QED: A Framework and Dataset for Explanations in Question Answering
Matthew Lamm, Jennimaria Palomaki, Chris Alberti, Daniel Andor, Eunsol Choi, Livio Baldini Soares, Michael Collins
TL;DR
<3-5 sentence high-level summary>QED addresses the need for explanations in QA by proposing a linguistically grounded framework that bases explanations on referential equality and predicate entailment. It introduces a publicly released dataset annotated on Natural Questions and defines four modeling tasks, with baseline results showing that even small amounts of QED data can bolster QA performance. A rater study demonstrates that QED explanations help untrained evaluators spot errors in strong QA baselines, supporting the utility of faithful explanations. The work lays a path for extending QA with structured semantic explanations and invites future research on faithfulness and richer referential phenomena.
Abstract
A question answering system that in addition to providing an answer provides an explanation of the reasoning that leads to that answer has potential advantages in terms of debuggability, extensibility and trust. To this end, we propose QED, a linguistically informed, extensible framework for explanations in question answering. A QED explanation specifies the relationship between a question and answer according to formal semantic notions such as referential equality, sentencehood, and entailment.

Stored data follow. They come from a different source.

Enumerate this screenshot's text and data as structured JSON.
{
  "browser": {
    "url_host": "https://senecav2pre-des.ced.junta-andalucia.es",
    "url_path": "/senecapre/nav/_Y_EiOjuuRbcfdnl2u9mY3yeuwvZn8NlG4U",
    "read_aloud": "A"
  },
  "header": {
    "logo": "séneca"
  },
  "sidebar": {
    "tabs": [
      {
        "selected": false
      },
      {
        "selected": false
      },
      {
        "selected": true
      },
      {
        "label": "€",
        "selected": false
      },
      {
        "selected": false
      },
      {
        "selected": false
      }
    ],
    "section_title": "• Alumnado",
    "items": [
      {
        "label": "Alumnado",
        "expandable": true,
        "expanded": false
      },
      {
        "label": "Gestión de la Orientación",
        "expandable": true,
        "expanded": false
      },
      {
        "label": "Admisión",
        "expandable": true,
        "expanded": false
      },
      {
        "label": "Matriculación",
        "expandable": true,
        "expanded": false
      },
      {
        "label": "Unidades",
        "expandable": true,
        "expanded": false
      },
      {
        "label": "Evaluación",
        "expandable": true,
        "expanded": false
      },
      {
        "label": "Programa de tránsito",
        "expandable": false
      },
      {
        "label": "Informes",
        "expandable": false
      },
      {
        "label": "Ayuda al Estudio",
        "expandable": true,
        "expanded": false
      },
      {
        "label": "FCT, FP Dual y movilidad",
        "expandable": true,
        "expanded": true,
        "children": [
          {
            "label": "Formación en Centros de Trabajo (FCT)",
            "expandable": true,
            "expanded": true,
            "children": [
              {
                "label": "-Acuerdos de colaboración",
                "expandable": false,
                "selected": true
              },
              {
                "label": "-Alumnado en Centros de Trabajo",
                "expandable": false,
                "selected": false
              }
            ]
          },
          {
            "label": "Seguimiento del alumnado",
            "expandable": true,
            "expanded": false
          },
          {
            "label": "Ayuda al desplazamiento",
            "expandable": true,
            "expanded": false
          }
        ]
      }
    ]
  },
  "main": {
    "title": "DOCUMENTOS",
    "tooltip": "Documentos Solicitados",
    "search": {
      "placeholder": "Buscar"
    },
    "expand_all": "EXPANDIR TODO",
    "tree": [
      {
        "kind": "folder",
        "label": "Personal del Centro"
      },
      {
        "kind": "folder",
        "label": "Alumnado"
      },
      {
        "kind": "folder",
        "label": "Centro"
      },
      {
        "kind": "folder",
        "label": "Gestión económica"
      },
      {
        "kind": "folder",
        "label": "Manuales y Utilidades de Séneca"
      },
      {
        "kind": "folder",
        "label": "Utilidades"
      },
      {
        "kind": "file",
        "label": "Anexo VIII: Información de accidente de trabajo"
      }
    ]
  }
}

We describe and publicly release an expert-annotated dataset of QED explanations built upon a subset of the Google Natural Questions dataset, and report baseline models on two tasks -- post-hoc explanation generation given an answer, and joint question answering and explanation generation. In the joint setting, a promising result suggests that training on a relatively small amount of QED data can improve question answering. In addition to describing the formal, language-theoretic motivations for the QED approach, we describe a large user study showing that the presence of QED explanations significantly improves the ability of untrained raters to spot errors made by a strong neural QA baseline.